Ah, friendship. But it was all in good fun. Marcin noted later:

My editor also knows what he’s doing. The negative feedback is candid and to the point, but there’s also a lot of positive reinforcement, and some of his rewrites are so good it’s almost unfair people will give me credit for them.

An editor should see a sculpture inside every block of words, and the better the editor, the fewer strikes with a chisel they make and the more they help simply mark a path for the author to carve away.

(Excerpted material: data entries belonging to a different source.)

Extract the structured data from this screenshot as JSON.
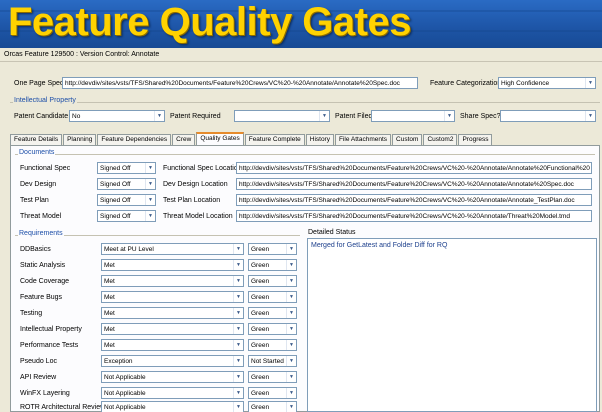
{
  "banner": {
    "title": "Feature Quality Gates"
  },
  "window": {
    "title": "Orcas Feature 129500 : Version Control: Annotate"
  },
  "spec": {
    "label": "One Page Spec",
    "value": "http://devdiv/sites/vsts/TFS/Shared%20Documents/Feature%20Crews/VC%20-%20Annotate/Annotate%20Spec.doc",
    "categorization_label": "Feature Categorization",
    "categorization_value": "High Confidence"
  },
  "ip": {
    "title": "Intellectual Property",
    "patent_candidate_label": "Patent Candidate",
    "patent_candidate_value": "No",
    "patent_required_label": "Patent Required",
    "patent_required_value": "",
    "patent_filed_label": "Patent Filed",
    "patent_filed_value": "",
    "share_spec_label": "Share Spec?",
    "share_spec_value": ""
  },
  "tabs": [
    {
      "label": "Feature Details"
    },
    {
      "label": "Planning"
    },
    {
      "label": "Feature Dependencies"
    },
    {
      "label": "Crew"
    },
    {
      "label": "Quality Gates"
    },
    {
      "label": "Feature Complete"
    },
    {
      "label": "History"
    },
    {
      "label": "File Attachments"
    },
    {
      "label": "Custom"
    },
    {
      "label": "Custom2"
    },
    {
      "label": "Progress"
    }
  ],
  "documents": {
    "title": "Documents",
    "rows": [
      {
        "label": "Functional Spec",
        "status": "Signed Off",
        "loc_label": "Functional Spec Location",
        "loc": "http://devdiv/sites/vsts/TFS/Shared%20Documents/Feature%20Crews/VC%20-%20Annotate/Annotate%20Functional%20"
      },
      {
        "label": "Dev Design",
        "status": "Signed Off",
        "loc_label": "Dev Design Location",
        "loc": "http://devdiv/sites/vsts/TFS/Shared%20Documents/Feature%20Crews/VC%20-%20Annotate/Annotate%20Spec.doc"
      },
      {
        "label": "Test Plan",
        "status": "Signed Off",
        "loc_label": "Test Plan Location",
        "loc": "http://devdiv/sites/vsts/TFS/Shared%20Documents/Feature%20Crews/VC%20-%20Annotate/Annotate_TestPlan.doc"
      },
      {
        "label": "Threat Model",
        "status": "Signed Off",
        "loc_label": "Threat Model Location",
        "loc": "http://devdiv/sites/vsts/TFS/Shared%20Documents/Feature%20Crews/VC%20-%20Annotate/Threat%20Model.tmd"
      }
    ]
  },
  "requirements": {
    "title": "Requirements",
    "rows": [
      {
        "label": "DDBasics",
        "value": "Meet at PU Level",
        "color": "Green"
      },
      {
        "label": "Static Analysis",
        "value": "Met",
        "color": "Green"
      },
      {
        "label": "Code Coverage",
        "value": "Met",
        "color": "Green"
      },
      {
        "label": "Feature Bugs",
        "value": "Met",
        "color": "Green"
      },
      {
        "label": "Testing",
        "value": "Met",
        "color": "Green"
      },
      {
        "label": "Intellectual Property",
        "value": "Met",
        "color": "Green"
      },
      {
        "label": "Performance Tests",
        "value": "Met",
        "color": "Green"
      },
      {
        "label": "Pseudo Loc",
        "value": "Exception",
        "color": "Not Started"
      },
      {
        "label": "API Review",
        "value": "Not Applicable",
        "color": "Green"
      },
      {
        "label": "WinFX Layering",
        "value": "Not Applicable",
        "color": "Green"
      },
      {
        "label": "ROTR Architectural Review",
        "value": "Not Applicable",
        "color": "Green"
      }
    ]
  },
  "detailed_status": {
    "label": "Detailed Status",
    "text": "Merged for GetLatest and Folder Diff for RQ"
  },
  "colors": {
    "banner": "#1e56a8",
    "banner_text": "#ffd200",
    "group_title": "#1c4ea8",
    "active_tab_accent": "#e68b2c"
  }
}
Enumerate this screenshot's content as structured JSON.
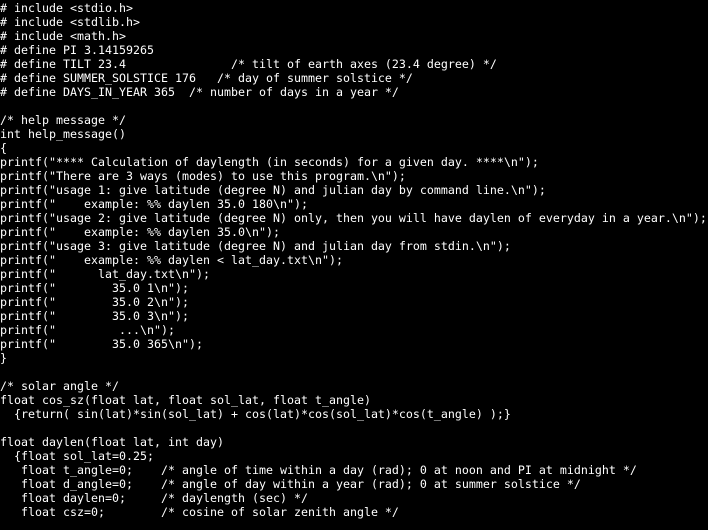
{
  "terminal": {
    "colors": {
      "background": "#000000",
      "foreground": "#ffffff"
    },
    "lines": [
      "# include <stdio.h>",
      "# include <stdlib.h>",
      "# include <math.h>",
      "# define PI 3.14159265",
      "# define TILT 23.4               /* tilt of earth axes (23.4 degree) */",
      "# define SUMMER_SOLSTICE 176   /* day of summer solstice */",
      "# define DAYS_IN_YEAR 365  /* number of days in a year */",
      "",
      "/* help message */",
      "int help_message()",
      "{",
      "printf(\"**** Calculation of daylength (in seconds) for a given day. ****\\n\");",
      "printf(\"There are 3 ways (modes) to use this program.\\n\");",
      "printf(\"usage 1: give latitude (degree N) and julian day by command line.\\n\");",
      "printf(\"    example: %% daylen 35.0 180\\n\");",
      "printf(\"usage 2: give latitude (degree N) only, then you will have daylen of everyday in a year.\\n\");",
      "printf(\"    example: %% daylen 35.0\\n\");",
      "printf(\"usage 3: give latitude (degree N) and julian day from stdin.\\n\");",
      "printf(\"    example: %% daylen < lat_day.txt\\n\");",
      "printf(\"      lat_day.txt\\n\");",
      "printf(\"        35.0 1\\n\");",
      "printf(\"        35.0 2\\n\");",
      "printf(\"        35.0 3\\n\");",
      "printf(\"         ...\\n\");",
      "printf(\"        35.0 365\\n\");",
      "}",
      "",
      "/* solar angle */",
      "float cos_sz(float lat, float sol_lat, float t_angle)",
      "  {return( sin(lat)*sin(sol_lat) + cos(lat)*cos(sol_lat)*cos(t_angle) );}",
      "",
      "float daylen(float lat, int day)",
      "  {float sol_lat=0.25;",
      "   float t_angle=0;    /* angle of time within a day (rad); 0 at noon and PI at midnight */",
      "   float d_angle=0;    /* angle of day within a year (rad); 0 at summer solstice */",
      "   float daylen=0;     /* daylength (sec) */",
      "   float csz=0;        /* cosine of solar zenith angle */"
    ]
  }
}
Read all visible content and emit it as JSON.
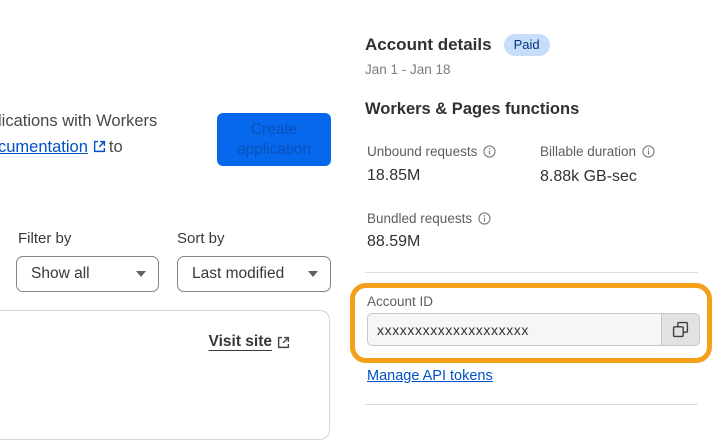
{
  "left_panel": {
    "intro_line1": "lications with Workers",
    "intro_link_text": "cumentation",
    "intro_after_link": "to",
    "create_button_label": "Create application",
    "filter": {
      "label": "Filter by",
      "selected": "Show all"
    },
    "sort": {
      "label": "Sort by",
      "selected": "Last modified"
    },
    "visit_site_label": "Visit site"
  },
  "account_panel": {
    "title": "Account details",
    "plan_badge": "Paid",
    "date_range": "Jan 1 - Jan 18",
    "section_title": "Workers & Pages functions",
    "stats": [
      {
        "label": "Unbound requests",
        "value": "18.85M"
      },
      {
        "label": "Billable duration",
        "value": "8.88k GB-sec"
      },
      {
        "label": "Bundled requests",
        "value": "88.59M"
      }
    ],
    "account_id": {
      "label": "Account ID",
      "value": "xxxxxxxxxxxxxxxxxxxx"
    },
    "manage_tokens_label": "Manage API tokens"
  },
  "colors": {
    "accent_blue": "#0669ed",
    "link_blue": "#0051c3",
    "badge_bg": "#c8ddfa",
    "badge_text": "#003681",
    "highlight_orange": "#f5a01b"
  }
}
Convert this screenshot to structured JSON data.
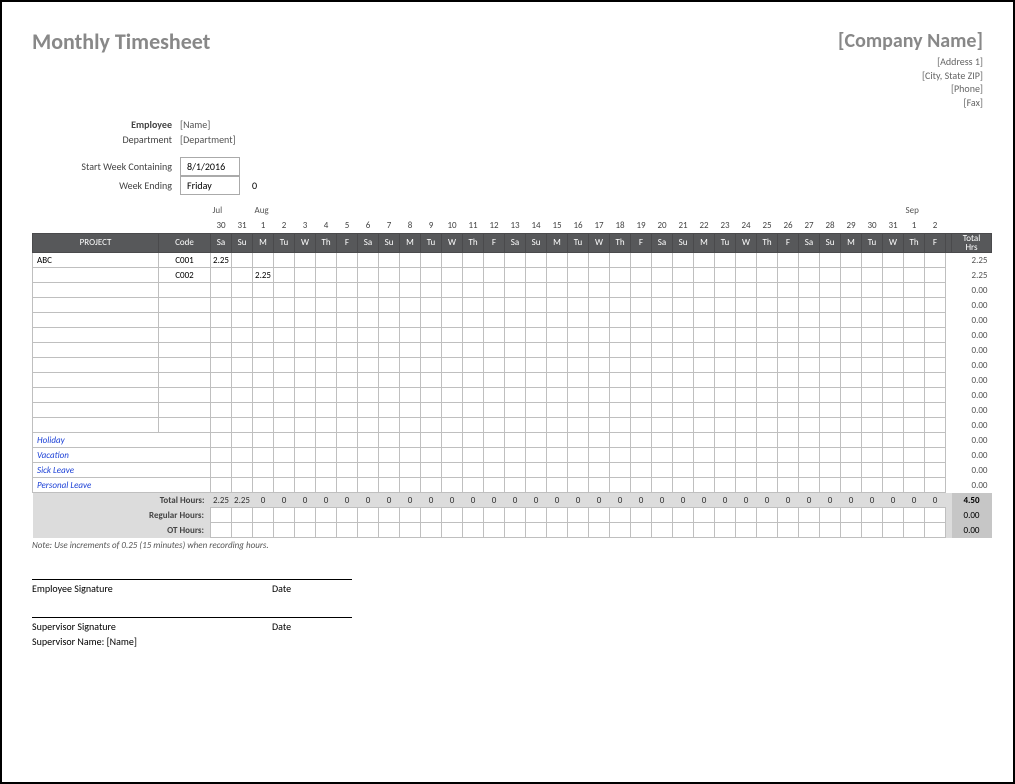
{
  "title": "Monthly Timesheet",
  "company": {
    "name": "[Company Name]",
    "addr1": "[Address 1]",
    "addr2": "[City, State ZIP]",
    "phone": "[Phone]",
    "fax": "[Fax]"
  },
  "meta": {
    "employee_label": "Employee",
    "employee": "[Name]",
    "department_label": "Department",
    "department": "[Department]",
    "start_label": "Start Week Containing",
    "start_value": "8/1/2016",
    "weekend_label": "Week Ending",
    "weekend_day": "Friday",
    "weekend_num": "0"
  },
  "months": {
    "jul": "Jul",
    "aug": "Aug",
    "sep": "Sep"
  },
  "dates": [
    "30",
    "31",
    "1",
    "2",
    "3",
    "4",
    "5",
    "6",
    "7",
    "8",
    "9",
    "10",
    "11",
    "12",
    "13",
    "14",
    "15",
    "16",
    "17",
    "18",
    "19",
    "20",
    "21",
    "22",
    "23",
    "24",
    "25",
    "26",
    "27",
    "28",
    "29",
    "30",
    "31",
    "1",
    "2"
  ],
  "dow": [
    "Sa",
    "Su",
    "M",
    "Tu",
    "W",
    "Th",
    "F",
    "Sa",
    "Su",
    "M",
    "Tu",
    "W",
    "Th",
    "F",
    "Sa",
    "Su",
    "M",
    "Tu",
    "W",
    "Th",
    "F",
    "Sa",
    "Su",
    "M",
    "Tu",
    "W",
    "Th",
    "F",
    "Sa",
    "Su",
    "M",
    "Tu",
    "W",
    "Th",
    "F"
  ],
  "headers": {
    "project": "PROJECT",
    "code": "Code",
    "total": "Total Hrs"
  },
  "rows": [
    {
      "project": "ABC",
      "code": "C001",
      "cells": {
        "0": "2.25"
      },
      "total": "2.25"
    },
    {
      "project": "",
      "code": "C002",
      "cells": {
        "2": "2.25"
      },
      "total": "2.25"
    },
    {
      "project": "",
      "code": "",
      "cells": {},
      "total": "0.00"
    },
    {
      "project": "",
      "code": "",
      "cells": {},
      "total": "0.00"
    },
    {
      "project": "",
      "code": "",
      "cells": {},
      "total": "0.00"
    },
    {
      "project": "",
      "code": "",
      "cells": {},
      "total": "0.00"
    },
    {
      "project": "",
      "code": "",
      "cells": {},
      "total": "0.00"
    },
    {
      "project": "",
      "code": "",
      "cells": {},
      "total": "0.00"
    },
    {
      "project": "",
      "code": "",
      "cells": {},
      "total": "0.00"
    },
    {
      "project": "",
      "code": "",
      "cells": {},
      "total": "0.00"
    },
    {
      "project": "",
      "code": "",
      "cells": {},
      "total": "0.00"
    },
    {
      "project": "",
      "code": "",
      "cells": {},
      "total": "0.00"
    }
  ],
  "blue_rows": [
    {
      "label": "Holiday",
      "total": "0.00"
    },
    {
      "label": "Vacation",
      "total": "0.00"
    },
    {
      "label": "Sick Leave",
      "total": "0.00"
    },
    {
      "label": "Personal Leave",
      "total": "0.00"
    }
  ],
  "totals": {
    "total_hours_label": "Total Hours:",
    "regular_label": "Regular Hours:",
    "ot_label": "OT Hours:",
    "total_hours": [
      "2.25",
      "2.25",
      "0",
      "0",
      "0",
      "0",
      "0",
      "0",
      "0",
      "0",
      "0",
      "0",
      "0",
      "0",
      "0",
      "0",
      "0",
      "0",
      "0",
      "0",
      "0",
      "0",
      "0",
      "0",
      "0",
      "0",
      "0",
      "0",
      "0",
      "0",
      "0",
      "0",
      "0",
      "0",
      "0"
    ],
    "grand_total": "4.50",
    "regular_total": "0.00",
    "ot_total": "0.00"
  },
  "note": "Note: Use increments of 0.25 (15 minutes) when recording hours.",
  "sig": {
    "emp_sig": "Employee Signature",
    "sup_sig": "Supervisor Signature",
    "date": "Date",
    "sup_name_label": "Supervisor Name:",
    "sup_name": "[Name]"
  }
}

Fun and Interesting Other Things

Despite what sounds like an absurd amount of work above, I did manage to find some distraction and entertainment in 2021:

  • Pants in the Boot: I continued to host and produce episodes of a humorous series, Pants in the Boot, about how English is used in different countries (mostly the US, UK, CA, AU, and NZ) for The Incomparable network. We tape for a few hours at a time, and then I split the recording into episodes. We issued 14 in 2021! And I plan about the same or more in 2022. It’s a lot of fun, and listeners write in with words and concepts they want explained from various countries. (You can write in at pants@theincomparable.com.)
  • The Incomparable: A stalwart participant on other programs on The Incomparable network, I managed to show up for seven Game Show episodes in 2021—and created one new concept and hosted an episode of it, Bedecked!
  • A course on Gutenberg: Due to the pandemic, the London Rare Books School at University of London conducted courses remotely, and I was able to take a course from Elizabeth Savage (LRBS) and Eric White (Princeton) that dove deeply into how (and a bit if) Gutenberg made his early work, with a focus on his Bible. Eric was able to show Gutenberg works from the remarkable Princeton collection, and other scholars popped in via Zoom to show their Gutenbergs, too. I rose at 5:30 am for a week for a three-hour class, 6 am to 9 am my time—and it was invaluable and delightful.
  • Laser printing and letterpress: I taught a remote version of a course I previously conducted in person that crossed the utility and flexibility of laser cutting with the constraints and joy of letterpress printing in June. I plan to teach more of these in the future; time remains my enemy.
  • Addiction to British television: Not just me, but the whole family became addicted to UK TV in 2020. That expanded in 2021. Me plus one or three other family members are now regular watchers of QI, Taskmaster, Only Connect, Richard Osman’s House of Games, 8 out of 10 Cats Do Countdown, the Big Fat Quiz of the Year (re-runs), Mock the Week, Have I Got News for You, and others. Having run through Taskmaster UK, we turned to the even more chaotic and charming Taskmaster NZ (that’s en zed), and started watching Kongen Befaler, the Norwegian franchise, in translation.
  • Tiny print shop: I spotted these lovely objects on eBay (below) and had to buy them. Who made them? For what purpose? They are such perfect reproductions of common items found in a print shop in the 1930s to 1950s. The suggestion by several people is that a salesperson had them made up to aid in demonstrating layouts on sales calls. Plausible.

Predictions

I plan to continue working along much the same lines: more books, more history, more flong. I hope 2022 is the year COVID turns from pandemic to endemic, and we can get back to something that begins to approximate life in 2019 and earlier. A Happy New Year to you all.